1. No winner has been declared in the 11th Congressional District Election, which remains one of the closest elections in the country. Three days after the closing of the polls, the difference in votes for Keith Fimian and Gerald Connolly is less than 1,000 votes out of over 220,000 cast in the election -- well within the margin for a recount in Virginia.
2. Right now, each locality in the 11th Congressional District is winding up a post-election canvass, including counting provisional ballots. The canvass is a legal process in which local officials literally reconstruct the results of the election one voting machine and one precinct at a time, to ensure that all votes validly cast in the election are counted fairly and accurately. Once the local canvass is finished, including provisional ballots, the local officials will send the election returns to Richmond for further review by state election officials, who will certify the official results of the election later this month.
3. The canvass is a public process, and our observers have been monitoring it since the minute it began.
4. There are several developments in the Fimian - Connolly race that may call into question the accuracy of the current vote totals.
Here are the issues that are being looked at:
- In Fairfax County, the voting machines failed to register votes from over 800 ballots, including 106 in the Sideburn precinct alone. (Keith Fimian won that precinct 58% - 40%.) In Prince William County, the machines failed to register votes on more than 200 additional ballots.
- In several precincts, there were actually more votes than voters. That is, voting machines reported a higher number of votes than the number of voters marked on the pollbooks as having voted in the election.

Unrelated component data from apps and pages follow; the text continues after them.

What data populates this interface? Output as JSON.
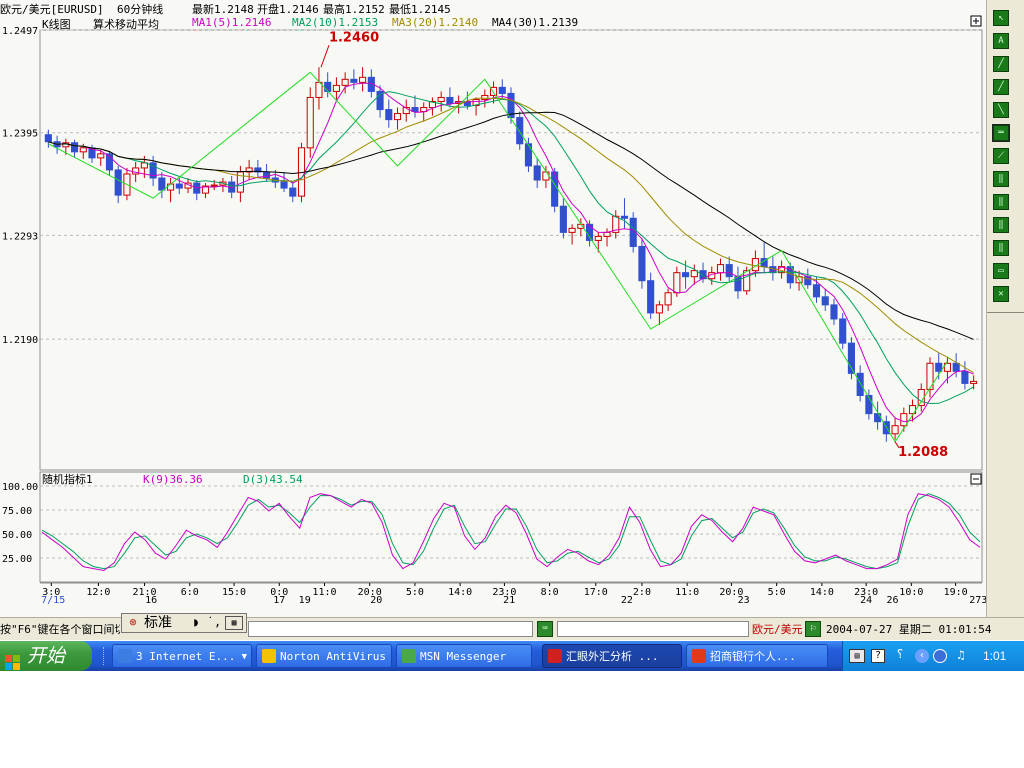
{
  "titlebar": {
    "symbol": "欧元/美元[EURUSD]",
    "period": "60分钟线",
    "latest": "最新1.2148",
    "open": "开盘1.2146",
    "high": "最高1.2152",
    "low": "最低1.2145"
  },
  "main_panel": {
    "chart_kind": "K线图",
    "indicator_name": "算术移动平均",
    "ma_labels": [
      {
        "text": "MA1(5)1.2146",
        "color": "#cc00cc"
      },
      {
        "text": "MA2(10)1.2153",
        "color": "#00a060"
      },
      {
        "text": "MA3(20)1.2140",
        "color": "#a08c00"
      },
      {
        "text": "MA4(30)1.2139",
        "color": "#000000"
      }
    ],
    "high_marker": "1.2460",
    "low_marker": "1.2088"
  },
  "sub_panel": {
    "title": "随机指标1",
    "k_label": "K(9)36.36",
    "d_label": "D(3)43.54",
    "k_color": "#cc00cc",
    "d_color": "#00a060"
  },
  "chart_data": [
    {
      "type": "candlestick",
      "title": "",
      "y_ticks": [
        "1.2497",
        "1.2395",
        "1.2293",
        "1.2190"
      ],
      "ylim": [
        1.206,
        1.2497
      ],
      "grid": true,
      "candles": [
        [
          1.2393,
          1.2398,
          1.238,
          1.2386
        ],
        [
          1.2386,
          1.2392,
          1.2374,
          1.2381
        ],
        [
          1.2381,
          1.2389,
          1.2373,
          1.2385
        ],
        [
          1.2385,
          1.2388,
          1.237,
          1.2376
        ],
        [
          1.2376,
          1.2384,
          1.2369,
          1.238
        ],
        [
          1.238,
          1.2383,
          1.2365,
          1.237
        ],
        [
          1.237,
          1.2378,
          1.2362,
          1.2374
        ],
        [
          1.2374,
          1.2377,
          1.2352,
          1.2358
        ],
        [
          1.2358,
          1.2362,
          1.2325,
          1.2333
        ],
        [
          1.2333,
          1.236,
          1.2328,
          1.2354
        ],
        [
          1.2354,
          1.2366,
          1.2346,
          1.236
        ],
        [
          1.236,
          1.2372,
          1.235,
          1.2365
        ],
        [
          1.2365,
          1.2372,
          1.2342,
          1.235
        ],
        [
          1.235,
          1.2356,
          1.233,
          1.2338
        ],
        [
          1.2338,
          1.235,
          1.2326,
          1.2344
        ],
        [
          1.2344,
          1.2352,
          1.2334,
          1.234
        ],
        [
          1.234,
          1.235,
          1.2335,
          1.2345
        ],
        [
          1.2345,
          1.2348,
          1.2328,
          1.2335
        ],
        [
          1.2335,
          1.2345,
          1.233,
          1.2342
        ],
        [
          1.2342,
          1.2348,
          1.2338,
          1.2343
        ],
        [
          1.2343,
          1.235,
          1.2336,
          1.2346
        ],
        [
          1.2346,
          1.2352,
          1.233,
          1.2336
        ],
        [
          1.2336,
          1.2362,
          1.2326,
          1.2356
        ],
        [
          1.2356,
          1.2368,
          1.2348,
          1.236
        ],
        [
          1.236,
          1.2368,
          1.235,
          1.2356
        ],
        [
          1.2356,
          1.2364,
          1.2346,
          1.235
        ],
        [
          1.235,
          1.2358,
          1.234,
          1.2346
        ],
        [
          1.2346,
          1.2356,
          1.2336,
          1.234
        ],
        [
          1.234,
          1.2346,
          1.2326,
          1.2332
        ],
        [
          1.2332,
          1.2385,
          1.2326,
          1.238
        ],
        [
          1.238,
          1.244,
          1.237,
          1.243
        ],
        [
          1.243,
          1.246,
          1.2418,
          1.2445
        ],
        [
          1.2445,
          1.2455,
          1.243,
          1.2436
        ],
        [
          1.2436,
          1.245,
          1.2428,
          1.2442
        ],
        [
          1.2442,
          1.2455,
          1.2434,
          1.2448
        ],
        [
          1.2448,
          1.2458,
          1.2438,
          1.2445
        ],
        [
          1.2445,
          1.246,
          1.2436,
          1.245
        ],
        [
          1.245,
          1.2458,
          1.243,
          1.2436
        ],
        [
          1.2436,
          1.2442,
          1.241,
          1.2418
        ],
        [
          1.2418,
          1.2428,
          1.24,
          1.2408
        ],
        [
          1.2408,
          1.242,
          1.2398,
          1.2414
        ],
        [
          1.2414,
          1.2428,
          1.2406,
          1.242
        ],
        [
          1.242,
          1.2432,
          1.241,
          1.2416
        ],
        [
          1.2416,
          1.2425,
          1.2406,
          1.242
        ],
        [
          1.242,
          1.243,
          1.2412,
          1.2426
        ],
        [
          1.2426,
          1.2436,
          1.2416,
          1.243
        ],
        [
          1.243,
          1.244,
          1.242,
          1.2424
        ],
        [
          1.2424,
          1.2432,
          1.2414,
          1.2426
        ],
        [
          1.2426,
          1.2436,
          1.2418,
          1.2422
        ],
        [
          1.2422,
          1.243,
          1.2412,
          1.2428
        ],
        [
          1.2428,
          1.2438,
          1.242,
          1.2432
        ],
        [
          1.2432,
          1.2446,
          1.2424,
          1.244
        ],
        [
          1.244,
          1.2448,
          1.2428,
          1.2434
        ],
        [
          1.2434,
          1.244,
          1.2404,
          1.241
        ],
        [
          1.241,
          1.2416,
          1.2378,
          1.2384
        ],
        [
          1.2384,
          1.239,
          1.2356,
          1.2362
        ],
        [
          1.2362,
          1.237,
          1.234,
          1.2348
        ],
        [
          1.2348,
          1.2362,
          1.234,
          1.2356
        ],
        [
          1.2356,
          1.236,
          1.2316,
          1.2322
        ],
        [
          1.2322,
          1.233,
          1.229,
          1.2296
        ],
        [
          1.2296,
          1.2304,
          1.2284,
          1.23
        ],
        [
          1.23,
          1.231,
          1.2292,
          1.2304
        ],
        [
          1.2304,
          1.2308,
          1.2282,
          1.2288
        ],
        [
          1.2288,
          1.2296,
          1.2276,
          1.2292
        ],
        [
          1.2292,
          1.23,
          1.2282,
          1.2296
        ],
        [
          1.2296,
          1.2318,
          1.229,
          1.2312
        ],
        [
          1.2312,
          1.233,
          1.23,
          1.231
        ],
        [
          1.231,
          1.2316,
          1.2276,
          1.2282
        ],
        [
          1.2282,
          1.229,
          1.224,
          1.2248
        ],
        [
          1.2248,
          1.2256,
          1.221,
          1.2216
        ],
        [
          1.2216,
          1.2228,
          1.2204,
          1.2224
        ],
        [
          1.2224,
          1.224,
          1.2218,
          1.2236
        ],
        [
          1.2236,
          1.2262,
          1.2232,
          1.2256
        ],
        [
          1.2256,
          1.2268,
          1.224,
          1.2252
        ],
        [
          1.2252,
          1.2264,
          1.2244,
          1.2258
        ],
        [
          1.2258,
          1.2266,
          1.2246,
          1.225
        ],
        [
          1.225,
          1.2262,
          1.2244,
          1.2256
        ],
        [
          1.2256,
          1.227,
          1.2248,
          1.2264
        ],
        [
          1.2264,
          1.2272,
          1.2246,
          1.2252
        ],
        [
          1.2252,
          1.2262,
          1.223,
          1.2238
        ],
        [
          1.2238,
          1.2262,
          1.2234,
          1.2258
        ],
        [
          1.2258,
          1.2278,
          1.2252,
          1.227
        ],
        [
          1.227,
          1.2286,
          1.2256,
          1.2262
        ],
        [
          1.2262,
          1.2272,
          1.2248,
          1.2256
        ],
        [
          1.2256,
          1.2268,
          1.225,
          1.2262
        ],
        [
          1.2262,
          1.2266,
          1.224,
          1.2246
        ],
        [
          1.2246,
          1.2258,
          1.2238,
          1.2252
        ],
        [
          1.2252,
          1.226,
          1.224,
          1.2244
        ],
        [
          1.2244,
          1.2252,
          1.2226,
          1.2232
        ],
        [
          1.2232,
          1.224,
          1.2218,
          1.2224
        ],
        [
          1.2224,
          1.223,
          1.2204,
          1.221
        ],
        [
          1.221,
          1.2216,
          1.218,
          1.2186
        ],
        [
          1.2186,
          1.2192,
          1.215,
          1.2156
        ],
        [
          1.2156,
          1.2164,
          1.2128,
          1.2134
        ],
        [
          1.2134,
          1.214,
          1.211,
          1.2116
        ],
        [
          1.2116,
          1.2128,
          1.21,
          1.2108
        ],
        [
          1.2108,
          1.2114,
          1.2088,
          1.2096
        ],
        [
          1.2096,
          1.2112,
          1.209,
          1.2104
        ],
        [
          1.2104,
          1.2122,
          1.2098,
          1.2116
        ],
        [
          1.2116,
          1.213,
          1.2108,
          1.2124
        ],
        [
          1.2124,
          1.2146,
          1.2118,
          1.214
        ],
        [
          1.214,
          1.2172,
          1.2132,
          1.2166
        ],
        [
          1.2166,
          1.2176,
          1.215,
          1.2158
        ],
        [
          1.2158,
          1.2172,
          1.2146,
          1.2166
        ],
        [
          1.2166,
          1.2176,
          1.2152,
          1.2158
        ],
        [
          1.2158,
          1.2168,
          1.214,
          1.2146
        ],
        [
          1.2146,
          1.2154,
          1.214,
          1.2148
        ]
      ]
    },
    {
      "type": "line",
      "title": "随机指标1",
      "y_ticks": [
        "100.00",
        "75.00",
        "50.00",
        "25.00"
      ],
      "ylim": [
        0,
        100
      ],
      "grid": true,
      "x_labels": [
        {
          "text": "3:0",
          "pos": 0.012
        },
        {
          "text": "7/15",
          "pos": 0.014,
          "row": 2
        },
        {
          "text": "12:0",
          "pos": 0.062
        },
        {
          "text": "21:0",
          "pos": 0.111
        },
        {
          "text": "16",
          "pos": 0.118,
          "row": 2
        },
        {
          "text": "6:0",
          "pos": 0.159
        },
        {
          "text": "15:0",
          "pos": 0.206
        },
        {
          "text": "0:0",
          "pos": 0.254
        },
        {
          "text": "17",
          "pos": 0.254,
          "row": 2
        },
        {
          "text": "19",
          "pos": 0.281,
          "row": 2
        },
        {
          "text": "11:0",
          "pos": 0.302
        },
        {
          "text": "20:0",
          "pos": 0.35
        },
        {
          "text": "20",
          "pos": 0.357,
          "row": 2
        },
        {
          "text": "5:0",
          "pos": 0.398
        },
        {
          "text": "14:0",
          "pos": 0.446
        },
        {
          "text": "23:0",
          "pos": 0.493
        },
        {
          "text": "21",
          "pos": 0.498,
          "row": 2
        },
        {
          "text": "8:0",
          "pos": 0.541
        },
        {
          "text": "17:0",
          "pos": 0.59
        },
        {
          "text": "2:0",
          "pos": 0.639
        },
        {
          "text": "22",
          "pos": 0.623,
          "row": 2
        },
        {
          "text": "11:0",
          "pos": 0.687
        },
        {
          "text": "20:0",
          "pos": 0.734
        },
        {
          "text": "23",
          "pos": 0.747,
          "row": 2
        },
        {
          "text": "5:0",
          "pos": 0.782
        },
        {
          "text": "14:0",
          "pos": 0.83
        },
        {
          "text": "23:0",
          "pos": 0.877
        },
        {
          "text": "24",
          "pos": 0.877,
          "row": 2
        },
        {
          "text": "26",
          "pos": 0.905,
          "row": 2
        },
        {
          "text": "10:0",
          "pos": 0.925
        },
        {
          "text": "19:0",
          "pos": 0.972
        },
        {
          "text": "273",
          "pos": 0.996,
          "row": 2
        }
      ],
      "series": [
        {
          "name": "K(9)",
          "values": [
            52,
            44,
            36,
            26,
            16,
            14,
            12,
            20,
            40,
            52,
            44,
            30,
            24,
            38,
            54,
            48,
            44,
            36,
            52,
            70,
            88,
            84,
            74,
            82,
            68,
            56,
            88,
            92,
            90,
            84,
            78,
            86,
            82,
            62,
            28,
            14,
            20,
            42,
            66,
            82,
            78,
            48,
            34,
            46,
            68,
            80,
            72,
            50,
            24,
            16,
            26,
            34,
            30,
            22,
            18,
            28,
            46,
            78,
            62,
            34,
            16,
            18,
            30,
            58,
            70,
            64,
            52,
            42,
            56,
            78,
            74,
            70,
            50,
            32,
            22,
            20,
            24,
            28,
            22,
            18,
            14,
            14,
            18,
            24,
            70,
            92,
            90,
            86,
            78,
            62,
            44,
            36
          ]
        },
        {
          "name": "D(3)",
          "values": [
            54,
            48,
            40,
            32,
            22,
            16,
            14,
            16,
            30,
            46,
            48,
            38,
            28,
            32,
            46,
            50,
            46,
            40,
            46,
            62,
            80,
            86,
            78,
            80,
            72,
            62,
            78,
            90,
            90,
            86,
            80,
            84,
            84,
            70,
            40,
            20,
            18,
            32,
            56,
            76,
            80,
            58,
            40,
            42,
            60,
            76,
            76,
            58,
            34,
            20,
            22,
            30,
            32,
            26,
            20,
            24,
            38,
            68,
            68,
            44,
            22,
            18,
            24,
            48,
            64,
            66,
            56,
            46,
            52,
            72,
            76,
            72,
            56,
            38,
            26,
            22,
            22,
            26,
            24,
            20,
            16,
            14,
            16,
            20,
            58,
            86,
            92,
            88,
            82,
            70,
            52,
            42
          ]
        }
      ]
    }
  ],
  "status": {
    "hint": "按\"F6\"键在各个窗口间切",
    "ime_mode": "标准",
    "instrument": "欧元/美元",
    "datetime": "2004-07-27 星期二 01:01:54"
  },
  "taskbar": {
    "start_label": "开始",
    "tasks": [
      {
        "label": "3 Internet E...",
        "icon_color": "#3b7de0"
      },
      {
        "label": "Norton AntiVirus",
        "icon_color": "#f2c200"
      },
      {
        "label": "MSN Messenger",
        "icon_color": "#4aa84a"
      },
      {
        "label": "汇眼外汇分析 ...",
        "icon_color": "#d02020"
      },
      {
        "label": "招商银行个人...",
        "icon_color": "#e03a1a"
      }
    ],
    "clock": "1:01"
  }
}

- As of Election Day, there were over 1,150 absentee ballots that had been mailed out to military and other overseas voters but had yet to be received back in the 11th Congressional District.
- We also understand that officials in Prince William County rejected over 280 absentee ballots, with another 200-300 absentee ballots being rejected in Fairfax County.
So the process is unfolding as set forth in the law and these are some of the questions that are being considered at this time.